The government has eliminated its previous 5%, 15% and 25% cap on pension plan investments in real estate and Canadian resource properties, with expectations the rule could result in rising allocations to the asset class.

Canadian pension plans exposure to the real estate asset class could increase after the government finalised new regulations which scrapped previous caps on investments.

The Canadian department of finance last week ruled that it would eliminate previous regulations that limited public pensions from investing no more than 5 percent of its portfolio in a single parcel of real estate, and allocate no more than 25 percent of its portfolio to the asset class. The rules also apply to Canadian resource properties (real estate related to petroleum, natural gas or hydrocarbons extraction and operations), and abolished a cap on such investments exceeding 15 percent of a pension portfolio.

The investment rules, which have not been reviewed in fifteen years, were originally set under market conditions that do not reflect the present environment.

The Canadian department of finance

The government – which will formally publish the regulations on 7 July – said the changes were the first for 15 years with the old rules “cumbersome and no longer required” and “originally set under market conditions that do not reflect the present environment”.

The department of finance however backed off from lifting restrictions on pension funds holding more than 30 percent of the voting shares in a single entity, despite lobbying by Canadian plan sponsors.

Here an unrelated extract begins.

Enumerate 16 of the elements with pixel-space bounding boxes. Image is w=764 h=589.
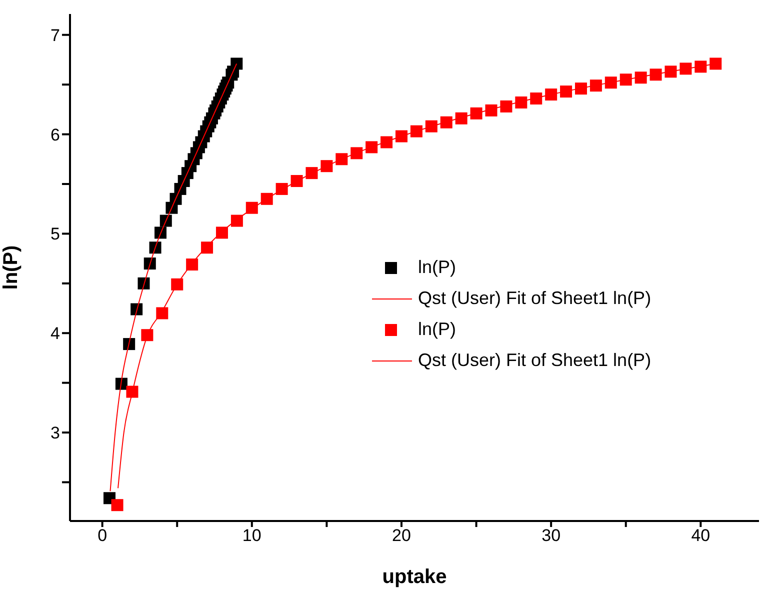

In a regulatory impact analysis, the government said the status quo was “appropriate at this time for prudential reasons” adding that “removing the 30 percent rule will increase the potential for pension plans to own and operate companies”.

The Canadian department of finance, however, said it would modify a 10 percent “concentration” rule, which limits pension funds from investing no more than 10 percent of its portfolio in any one deal, “in future regulatory amendments”.

Pension plans in Alberta, British Columbia, Manitoba, Saskatchewan and Ontario will be affected by the changes, and are expected to amend their investment strategies as a result.

Toronto-based law firm Osler, Hoskin & Harcourt said in a briefing note that plan sponsors would “reconsider the limits in their plan’s statement of investment policies” but could also “increase [their] allocation to [the real estate and resource properties] asset classes”.